36 Species at Risk: Can Australia’s 100-Million-Year-Old Spiny Crayfish Survive the Next Decade?
Conondale Range, Queensland, MMN Correspondent: Deep in Queensland’s rainforests, where the canopy blocks out the sun and the air is thick with the sound of insects, ecologist Ollie Scully wades barefoot through a cold creek. His torch beam cuts through the darkness, scanning the rocky bottom. After hours of careful searching, he spots a flicker. A spiny crayfish, an ancient creature that has survived for over 100 million years, clings to the stones. This is a Conondale spiny crayfish, a living fossil that now faces a fight for its very existence.
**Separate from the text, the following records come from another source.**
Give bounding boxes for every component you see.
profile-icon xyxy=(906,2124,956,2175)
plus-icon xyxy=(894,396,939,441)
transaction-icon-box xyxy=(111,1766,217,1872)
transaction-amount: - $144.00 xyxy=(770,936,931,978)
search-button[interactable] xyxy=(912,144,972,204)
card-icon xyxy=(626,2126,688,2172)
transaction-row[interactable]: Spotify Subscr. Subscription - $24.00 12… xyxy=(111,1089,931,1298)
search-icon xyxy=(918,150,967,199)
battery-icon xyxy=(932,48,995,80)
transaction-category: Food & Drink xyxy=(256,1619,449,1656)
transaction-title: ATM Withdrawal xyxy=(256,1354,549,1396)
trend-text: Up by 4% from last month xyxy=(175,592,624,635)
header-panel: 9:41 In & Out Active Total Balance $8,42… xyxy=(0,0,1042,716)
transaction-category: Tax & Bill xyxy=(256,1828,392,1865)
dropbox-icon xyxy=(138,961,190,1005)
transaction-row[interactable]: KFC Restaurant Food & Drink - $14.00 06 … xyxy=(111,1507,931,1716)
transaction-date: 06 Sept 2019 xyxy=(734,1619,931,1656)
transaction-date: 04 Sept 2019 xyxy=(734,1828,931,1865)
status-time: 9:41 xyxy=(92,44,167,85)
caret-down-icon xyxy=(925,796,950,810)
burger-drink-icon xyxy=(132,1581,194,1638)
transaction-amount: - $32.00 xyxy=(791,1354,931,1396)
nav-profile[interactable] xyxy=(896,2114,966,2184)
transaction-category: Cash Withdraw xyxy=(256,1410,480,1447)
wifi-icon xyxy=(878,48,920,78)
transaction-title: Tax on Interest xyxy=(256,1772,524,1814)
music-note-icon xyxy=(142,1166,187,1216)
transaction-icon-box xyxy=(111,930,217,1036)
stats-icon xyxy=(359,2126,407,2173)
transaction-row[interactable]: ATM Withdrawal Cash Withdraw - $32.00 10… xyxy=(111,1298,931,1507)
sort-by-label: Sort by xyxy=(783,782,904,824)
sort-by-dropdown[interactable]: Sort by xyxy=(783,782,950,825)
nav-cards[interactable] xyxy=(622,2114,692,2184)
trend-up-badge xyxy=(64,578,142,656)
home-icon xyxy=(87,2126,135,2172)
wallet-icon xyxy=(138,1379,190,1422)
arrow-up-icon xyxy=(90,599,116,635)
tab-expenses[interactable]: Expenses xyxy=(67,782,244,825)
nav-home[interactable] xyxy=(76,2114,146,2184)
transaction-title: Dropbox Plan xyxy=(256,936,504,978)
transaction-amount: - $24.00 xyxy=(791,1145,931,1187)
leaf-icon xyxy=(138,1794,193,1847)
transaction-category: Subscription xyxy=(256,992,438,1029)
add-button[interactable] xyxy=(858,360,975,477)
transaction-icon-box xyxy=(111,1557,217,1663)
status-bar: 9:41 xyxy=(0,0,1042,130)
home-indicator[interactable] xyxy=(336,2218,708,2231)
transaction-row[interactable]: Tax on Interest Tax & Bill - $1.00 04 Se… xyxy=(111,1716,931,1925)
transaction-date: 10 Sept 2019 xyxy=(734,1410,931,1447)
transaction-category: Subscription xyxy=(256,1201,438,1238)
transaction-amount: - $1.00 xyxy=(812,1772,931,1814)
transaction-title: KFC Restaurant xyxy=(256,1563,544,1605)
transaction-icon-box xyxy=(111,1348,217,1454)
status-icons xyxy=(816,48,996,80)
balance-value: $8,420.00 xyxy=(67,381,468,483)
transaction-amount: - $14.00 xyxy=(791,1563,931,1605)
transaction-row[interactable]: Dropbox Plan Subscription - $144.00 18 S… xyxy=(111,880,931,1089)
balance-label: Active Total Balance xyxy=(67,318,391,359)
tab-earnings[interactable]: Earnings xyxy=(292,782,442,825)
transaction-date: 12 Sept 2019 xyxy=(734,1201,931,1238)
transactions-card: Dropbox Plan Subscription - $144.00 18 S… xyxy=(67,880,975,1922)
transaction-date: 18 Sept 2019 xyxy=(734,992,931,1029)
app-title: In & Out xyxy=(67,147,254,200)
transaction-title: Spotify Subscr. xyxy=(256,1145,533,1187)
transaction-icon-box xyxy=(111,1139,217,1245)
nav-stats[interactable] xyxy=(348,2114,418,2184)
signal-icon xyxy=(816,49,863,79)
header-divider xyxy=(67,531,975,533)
These creatures, known affectionately as ‘spinies’ by scientists, are not your average freshwater crustaceans. With their armored shells and formidable claws, they look like something from another era. And they are. They split from marine crayfish more than 100 million years ago, adapting to isolated pockets of Australia from the tropical highlands of Far North Queensland to the alpine bogs of South Australia. Each species is a specialist, often confined to a single creek system. Some live up to 50 years, growing slowly and taking five years or more to reach reproductive age. They are patient survivors, having weathered ice ages and volcanic upheavals.
But now, the spinies face a crisis that is unfolding faster than any in their long history. In 2019, only three species were listed as threatened. Today, that number has jumped to 36, with many more under urgent review. Scientists warn that without immediate action, entire species could vanish within decades.
Dr. Nick Whiterod, a leading ecologist and geneticist, explains that these animals are far more than curiosities. They are ecological engineers. They recycle organic matter, aerate stream sediments, and provide food for birds, fish, and amphibians. Their decline is a warning sign for the health of mountain stream ecosystems everywhere.
The biggest threat? Climate change. Rising temperatures are warming the cool streams these crayfish depend on, pushing water beyond their thermal limits. Droughts are longer and more intense, drying out creeks entirely. When rains finally come after fires, ash and eroded soil flood into waterways, smothering habitats and reducing oxygen. The 2019-2020 bushfires alone destroyed the habitat of an estimated 40% of known spiny crayfish species.
Fire is especially deadly. It scorches the vegetation that shades streams, causing water temperatures to spike to lethal levels. As Dr. Whiterod notes, crayfish cannot handle sudden heat. They cannot migrate. They are rooted in place.
Beyond climate, invasive predators like feral pigs and foxes prey on adults and destroy burrows. Poaching remains a concern for rare specimens sought by collectors. Habitat degradation from land clearing, agriculture, and development continues to fragment populations.
Rob McCormack, a researcher who first became fascinated with spinies while farming yabbies in the 1980s, has spent two decades documenting their distribution. He now works with the Carnegie Museum of Natural History. Most people know the yabby, he says, but spinies are a different story. His work has led to the discovery of new species and detailed mapping of their ranges. One individual could live through generations of humans. He could show his children a crayfish in a pool, and they could bring their grandchildren back to see the same one. That is the kind of legacy we are losing.
McCormack stresses that reproduction is exceptionally difficult. For a juvenile to reach maturity and replace an adult, the odds are roughly 1,000 to 1. This makes population recovery nearly impossible if disturbances become frequent. If droughts and fires become regular events due to climate change, there is no time for recovery.
Conservation organizations like WWF-Australia have stepped in, funding research that has led to eight species being classified as critically endangered. Dr. Stuart Blanch, a conservation scientist at WWF, calls them the canaries in the coalmine for mountain stream ecosystems. Their survival depends on global action to reduce carbon emissions and limit warming to 1.5°C above pre-industrial levels. If we fail, we lose not just a unique species but an entire web of life that depends on them.
Efforts are underway to protect key habitats, restore riparian vegetation, and establish captive breeding programs. But experts agree that piecemeal efforts will not suffice. A coordinated national strategy integrating science, policy, Indigenous knowledge, and community engagement is essential.
Indigenous communities, who have lived alongside these creatures for millennia, hold vital traditional ecological knowledge about their behavior, migration patterns, and seasonal cycles. Collaborative stewardship models are being explored, recognizing that long-term protection requires more than legislation. It demands cultural connection.
As night falls and Scully carefully returns the juvenile Conondale crayfish to the creek, he reflects on what is at stake. It is not just about saving a creature. It is about preserving a lineage older than most dinosaurs. These are survivors of Earth’s deep history. To lose them would be to erase a chapter of our planet’s story.
The fight to save Australia’s spiny crayfish is not merely a local conservation effort. It is a global warning. The fate of these ancient inhabitants of freshwater streams mirrors the fragility of countless other species worldwide. Their survival hinges not on distant policies alone, but on collective will, scientific urgency, and a recognition that even the smallest, most obscure creatures play irreplaceable roles in sustaining life on Earth.